Syrische Medien haben gemeldet, dass Israel Raketen auf den Militärflughafen in Mezze im Westen von Damaskus abgefeuert habe. Sie beschuldigen die israelische Regierung, den Terrorismus zu unterstützen. Videoaufnahmen zeigen mehrere Explosionen am Flughafen.

Kommentar: ISrael und der Terrorismus sind oftmals schwer auseinander zu halten.

© Reuters
Die syrische Armee hat erklärt, dass hinter den Explosionen auf dem Militärflughafen Mezzeh im Westen von Damaskus ein Angriff der
Dem syrischen Fernsehen zufolge reagierte die syrische Armee reagierte prompt auf den angeblichen israelischen Angriff. Sie warnte Israel, dass es Konsequenzen wegen des „schamlosen Angriffs“ geben wird. Der Angriff sei mit Israels mutmaßlicher Unterstützung terroristischer Gruppen in Syrien verbunden.

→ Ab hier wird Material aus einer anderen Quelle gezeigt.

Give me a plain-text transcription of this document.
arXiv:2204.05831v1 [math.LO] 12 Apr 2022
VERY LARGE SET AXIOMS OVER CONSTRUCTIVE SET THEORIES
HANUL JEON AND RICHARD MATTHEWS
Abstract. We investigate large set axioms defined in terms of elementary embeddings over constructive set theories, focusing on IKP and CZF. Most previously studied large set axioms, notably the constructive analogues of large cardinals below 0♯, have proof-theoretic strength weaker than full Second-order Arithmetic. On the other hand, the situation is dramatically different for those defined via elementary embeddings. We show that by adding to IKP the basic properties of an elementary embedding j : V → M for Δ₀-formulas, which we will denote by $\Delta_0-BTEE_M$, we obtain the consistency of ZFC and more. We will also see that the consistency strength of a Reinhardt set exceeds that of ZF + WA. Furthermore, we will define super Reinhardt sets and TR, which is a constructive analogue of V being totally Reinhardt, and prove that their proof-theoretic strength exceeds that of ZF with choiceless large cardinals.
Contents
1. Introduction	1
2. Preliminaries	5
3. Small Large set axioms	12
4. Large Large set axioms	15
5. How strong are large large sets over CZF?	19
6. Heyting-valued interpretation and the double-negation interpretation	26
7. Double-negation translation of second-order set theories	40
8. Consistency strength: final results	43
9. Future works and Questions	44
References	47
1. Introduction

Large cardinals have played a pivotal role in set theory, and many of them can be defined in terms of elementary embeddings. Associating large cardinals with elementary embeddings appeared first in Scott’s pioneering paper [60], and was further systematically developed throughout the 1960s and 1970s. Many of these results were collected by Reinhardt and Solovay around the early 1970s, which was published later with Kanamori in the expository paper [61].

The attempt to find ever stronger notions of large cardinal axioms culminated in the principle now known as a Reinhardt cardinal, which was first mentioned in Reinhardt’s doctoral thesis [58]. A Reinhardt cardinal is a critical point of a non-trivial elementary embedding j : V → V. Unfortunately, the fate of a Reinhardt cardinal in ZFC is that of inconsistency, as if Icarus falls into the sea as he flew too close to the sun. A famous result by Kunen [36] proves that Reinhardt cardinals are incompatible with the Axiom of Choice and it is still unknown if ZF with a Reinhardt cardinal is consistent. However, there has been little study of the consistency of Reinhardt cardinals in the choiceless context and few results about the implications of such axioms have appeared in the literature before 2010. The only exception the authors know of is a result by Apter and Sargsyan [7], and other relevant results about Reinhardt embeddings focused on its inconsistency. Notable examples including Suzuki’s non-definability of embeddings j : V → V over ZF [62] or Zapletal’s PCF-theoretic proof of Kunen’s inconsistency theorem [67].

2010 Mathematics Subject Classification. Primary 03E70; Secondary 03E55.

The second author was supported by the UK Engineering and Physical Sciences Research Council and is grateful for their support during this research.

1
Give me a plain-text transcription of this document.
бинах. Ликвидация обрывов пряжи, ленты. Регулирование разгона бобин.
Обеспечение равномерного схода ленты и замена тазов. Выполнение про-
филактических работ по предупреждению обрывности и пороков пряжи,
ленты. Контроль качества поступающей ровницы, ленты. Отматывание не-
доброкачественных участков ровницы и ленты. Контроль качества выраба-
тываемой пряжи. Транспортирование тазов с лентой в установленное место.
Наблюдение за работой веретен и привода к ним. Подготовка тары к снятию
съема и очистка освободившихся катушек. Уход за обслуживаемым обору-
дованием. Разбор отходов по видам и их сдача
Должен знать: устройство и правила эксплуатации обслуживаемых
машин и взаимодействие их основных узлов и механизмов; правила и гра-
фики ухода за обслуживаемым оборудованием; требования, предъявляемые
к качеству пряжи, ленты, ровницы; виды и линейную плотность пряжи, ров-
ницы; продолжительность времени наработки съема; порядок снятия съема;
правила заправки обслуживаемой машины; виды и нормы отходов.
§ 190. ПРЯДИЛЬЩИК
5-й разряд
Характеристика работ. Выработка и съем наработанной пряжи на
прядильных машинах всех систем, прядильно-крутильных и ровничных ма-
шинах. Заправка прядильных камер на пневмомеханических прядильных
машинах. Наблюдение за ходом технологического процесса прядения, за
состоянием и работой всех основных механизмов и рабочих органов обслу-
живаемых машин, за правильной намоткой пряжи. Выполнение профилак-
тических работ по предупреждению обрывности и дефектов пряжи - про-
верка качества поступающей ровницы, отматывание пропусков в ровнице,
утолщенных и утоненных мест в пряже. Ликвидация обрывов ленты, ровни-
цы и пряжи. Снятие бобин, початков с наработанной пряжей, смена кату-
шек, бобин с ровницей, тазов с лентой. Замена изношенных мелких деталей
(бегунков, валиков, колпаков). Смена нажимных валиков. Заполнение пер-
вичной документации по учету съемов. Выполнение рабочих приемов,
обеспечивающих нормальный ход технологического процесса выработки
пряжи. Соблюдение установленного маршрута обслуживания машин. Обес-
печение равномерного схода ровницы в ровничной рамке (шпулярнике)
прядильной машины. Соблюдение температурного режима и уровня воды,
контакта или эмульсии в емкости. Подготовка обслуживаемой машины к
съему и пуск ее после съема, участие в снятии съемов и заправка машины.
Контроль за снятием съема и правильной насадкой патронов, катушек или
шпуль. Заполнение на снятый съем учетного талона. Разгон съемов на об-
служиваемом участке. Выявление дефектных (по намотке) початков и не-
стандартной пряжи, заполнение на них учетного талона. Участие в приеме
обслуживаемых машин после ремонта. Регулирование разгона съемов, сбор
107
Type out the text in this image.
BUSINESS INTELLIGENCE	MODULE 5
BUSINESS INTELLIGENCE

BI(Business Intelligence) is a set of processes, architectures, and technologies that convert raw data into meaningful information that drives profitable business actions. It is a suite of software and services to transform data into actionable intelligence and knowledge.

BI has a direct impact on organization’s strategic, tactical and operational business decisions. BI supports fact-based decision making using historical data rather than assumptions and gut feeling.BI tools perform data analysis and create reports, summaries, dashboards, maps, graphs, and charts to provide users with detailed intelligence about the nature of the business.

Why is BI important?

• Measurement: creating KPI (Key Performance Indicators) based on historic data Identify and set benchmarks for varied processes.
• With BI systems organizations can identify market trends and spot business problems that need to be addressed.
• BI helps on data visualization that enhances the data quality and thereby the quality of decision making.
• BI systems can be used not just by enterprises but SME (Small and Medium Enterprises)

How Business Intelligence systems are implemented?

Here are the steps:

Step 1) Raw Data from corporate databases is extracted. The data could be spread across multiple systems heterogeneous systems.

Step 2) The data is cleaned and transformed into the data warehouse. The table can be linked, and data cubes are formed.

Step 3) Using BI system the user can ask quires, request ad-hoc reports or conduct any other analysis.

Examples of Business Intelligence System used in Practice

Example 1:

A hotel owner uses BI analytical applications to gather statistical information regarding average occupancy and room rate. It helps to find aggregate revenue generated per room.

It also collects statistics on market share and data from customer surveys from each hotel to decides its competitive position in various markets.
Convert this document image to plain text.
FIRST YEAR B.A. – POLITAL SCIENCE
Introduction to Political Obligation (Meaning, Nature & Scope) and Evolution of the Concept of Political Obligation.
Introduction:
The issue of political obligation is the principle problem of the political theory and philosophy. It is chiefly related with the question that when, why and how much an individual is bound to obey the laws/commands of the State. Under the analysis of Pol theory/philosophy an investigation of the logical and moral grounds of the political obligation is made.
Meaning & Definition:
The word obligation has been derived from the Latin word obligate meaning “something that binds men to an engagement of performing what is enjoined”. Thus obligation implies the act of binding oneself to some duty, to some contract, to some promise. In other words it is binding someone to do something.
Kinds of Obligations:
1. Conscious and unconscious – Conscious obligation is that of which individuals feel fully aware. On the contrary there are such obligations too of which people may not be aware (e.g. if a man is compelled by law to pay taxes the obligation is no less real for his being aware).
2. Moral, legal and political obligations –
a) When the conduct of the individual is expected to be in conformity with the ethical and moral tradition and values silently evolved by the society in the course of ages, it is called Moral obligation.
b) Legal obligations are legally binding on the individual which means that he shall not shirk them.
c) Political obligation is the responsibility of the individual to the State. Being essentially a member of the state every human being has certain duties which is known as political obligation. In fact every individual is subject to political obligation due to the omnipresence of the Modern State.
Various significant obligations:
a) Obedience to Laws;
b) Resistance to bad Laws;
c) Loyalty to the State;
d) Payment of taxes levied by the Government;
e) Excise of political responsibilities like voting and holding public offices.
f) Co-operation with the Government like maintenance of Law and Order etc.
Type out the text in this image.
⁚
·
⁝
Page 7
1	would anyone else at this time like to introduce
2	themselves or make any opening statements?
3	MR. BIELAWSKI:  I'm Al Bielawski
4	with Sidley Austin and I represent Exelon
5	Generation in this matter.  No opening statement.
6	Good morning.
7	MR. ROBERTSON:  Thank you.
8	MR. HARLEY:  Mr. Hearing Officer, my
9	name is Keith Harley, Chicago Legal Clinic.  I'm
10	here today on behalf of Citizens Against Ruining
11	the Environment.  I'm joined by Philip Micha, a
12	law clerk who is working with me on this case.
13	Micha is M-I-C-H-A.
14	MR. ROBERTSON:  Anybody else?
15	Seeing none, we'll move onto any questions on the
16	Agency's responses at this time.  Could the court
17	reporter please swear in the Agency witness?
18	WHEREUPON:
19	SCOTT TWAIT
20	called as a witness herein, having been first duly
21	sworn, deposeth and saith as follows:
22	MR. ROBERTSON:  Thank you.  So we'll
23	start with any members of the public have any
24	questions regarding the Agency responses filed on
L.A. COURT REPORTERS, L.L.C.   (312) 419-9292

Mehrere Raketen wurden aus dem Gebiet um den See Genezareth in Nordisrael um 00:00 Uhr am Freitag in Richtung des Damaszener Militärflughafens abgefeuert, berichtete die syrische Armee.

Der Raketenbeschuss beschädigte Berichten zufolge ein Gebäude der wichtigen Militäreinrichtung. Es gab zunächst keine Informationen über die Anzahl der Toten und Verletzten.

Der Mezze-Flughafen liegt westlich von Damaskus, nur fünf Kilometer vom Amtssitz des syrischen Präsidenten entfernt. Auf der Militärbasis sollen syrische Elitetruppen stationiert sein.

Aufnahmen des Angriffs zeigen schwere Explosionen. Mehrere Journalisten und Aktivisten vor Ort berichteten über den Angriff. Auch oppositionelle Gruppen bestätigten die Berichte.

Israel hatte syrischen Angaben zufolge bereits vor zwei Monaten einen ähnlichen Angriff durchgeführt. Die syrische Nachrichtenagentur SANA berichtete am 7. Dezember, dass die israelischen Streitkräfte von den Golanhöhen aus mehrere Boden-Boden-Raketen abgefeuert hatten. Damals bezeichnete sein Sprecher der syrischen Armee dies als einen „verzweifelten Versuch“ Israels, Terroristen zu unterstützen.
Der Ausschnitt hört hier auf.